"I'm not finished yet! Can't you see the effect such a move will have? The Tinkers will be grateful, first of all, because they're in desperate straits right now. Secondly, they will realize that there is superior knowledge to their own, and that it can be a beneficial thing, rather than a threat to their well being. From that point they might be convinced that their 'secrets' should no longer be kept, but instead given back to the very people who once destroyed them in anger. And thirdly, the people will have new faith in the ITA and its ability; new respect for the technical knowledge which they now fear and covet so dangerously! In such a way, gentlemen, you can get civilization climbing again in such a way that the Tinkers will be eliminated, but of their own volition, because they will at length have no more to fear, and no further defensive purpose to serve.

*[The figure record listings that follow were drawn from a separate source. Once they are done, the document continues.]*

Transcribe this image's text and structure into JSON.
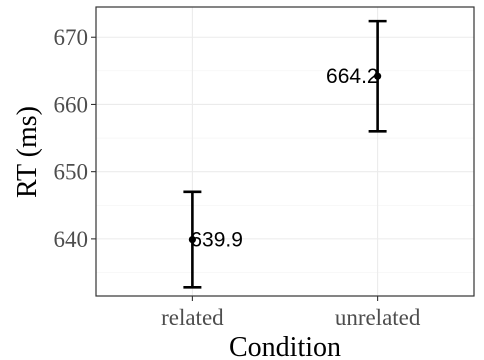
{
  "chart_data": {
    "type": "scatter",
    "xlabel": "Condition",
    "ylabel": "RT (ms)",
    "categories": [
      "related",
      "unrelated"
    ],
    "points": [
      {
        "category": "related",
        "mean": 639.9,
        "lower": 632.8,
        "upper": 647.0,
        "label": "639.9"
      },
      {
        "category": "unrelated",
        "mean": 664.2,
        "lower": 656.0,
        "upper": 672.4,
        "label": "664.2"
      }
    ],
    "ylim": [
      631.5,
      674.5
    ],
    "yticks": [
      640,
      650,
      660,
      670
    ],
    "ytick_labels": [
      "640",
      "650",
      "660",
      "670"
    ],
    "grid": true,
    "legend": "none"
  }
}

"Unless—" and Jon paused for a long breath, "Unless, Senator, you simply want the power the Tinkers now enjoy, for yourself!"

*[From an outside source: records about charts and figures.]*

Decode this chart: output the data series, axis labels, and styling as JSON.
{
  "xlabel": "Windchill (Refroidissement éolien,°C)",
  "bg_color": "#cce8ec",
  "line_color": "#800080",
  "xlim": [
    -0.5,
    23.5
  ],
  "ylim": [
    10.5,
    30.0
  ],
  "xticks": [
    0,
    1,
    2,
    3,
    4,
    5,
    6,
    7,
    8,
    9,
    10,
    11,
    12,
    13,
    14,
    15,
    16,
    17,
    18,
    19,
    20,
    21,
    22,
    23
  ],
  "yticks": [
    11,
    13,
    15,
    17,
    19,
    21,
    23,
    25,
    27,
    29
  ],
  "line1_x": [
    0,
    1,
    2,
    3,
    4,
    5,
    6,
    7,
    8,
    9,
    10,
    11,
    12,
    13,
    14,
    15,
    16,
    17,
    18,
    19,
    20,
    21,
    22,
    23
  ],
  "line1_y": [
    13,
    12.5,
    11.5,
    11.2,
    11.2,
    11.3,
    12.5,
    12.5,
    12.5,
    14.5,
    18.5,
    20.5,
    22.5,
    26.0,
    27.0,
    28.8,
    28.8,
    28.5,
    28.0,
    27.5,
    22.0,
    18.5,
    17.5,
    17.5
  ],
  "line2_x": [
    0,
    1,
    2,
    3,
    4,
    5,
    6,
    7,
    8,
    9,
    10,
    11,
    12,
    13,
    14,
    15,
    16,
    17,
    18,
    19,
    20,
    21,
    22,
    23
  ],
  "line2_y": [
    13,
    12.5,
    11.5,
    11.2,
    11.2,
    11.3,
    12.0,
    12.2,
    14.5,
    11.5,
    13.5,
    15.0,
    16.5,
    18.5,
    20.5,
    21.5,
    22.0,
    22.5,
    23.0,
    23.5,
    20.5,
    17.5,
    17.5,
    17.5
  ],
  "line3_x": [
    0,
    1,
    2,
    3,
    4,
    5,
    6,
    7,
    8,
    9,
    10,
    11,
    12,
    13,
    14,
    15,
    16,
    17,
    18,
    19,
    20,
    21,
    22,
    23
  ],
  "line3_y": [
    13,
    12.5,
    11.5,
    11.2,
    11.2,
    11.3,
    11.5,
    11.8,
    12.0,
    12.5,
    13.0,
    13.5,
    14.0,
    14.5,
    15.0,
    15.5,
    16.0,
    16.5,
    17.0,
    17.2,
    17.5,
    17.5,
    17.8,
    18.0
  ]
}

Stine looked at him for a long moment.
And then he smiled, but there was Winter in his eyes.
"We all make mistakes," he said softly. "Sorry. Haine! Take him away!"
X
Stealthily Deanne picked her way from shadow to shadow toward the smooth walled depression, her feet scarcely touching the planetoid's riven surface in the slight gravity. Yards from it, she got to her stomach and crawled to the lip, peered over.
Every muscle in her body went tense as she saw the hidden hatch at the crater's bottom sliding soundlessly closed.
As she had thought, the crater wall was artificially magnetized, and in a half crouch, clinging to the deepest shadow cast by the grotesque ball of Jupiter above her, she edged her way downward. She reached the spot where the camouflaged hatch had closed, and, again prone, waited.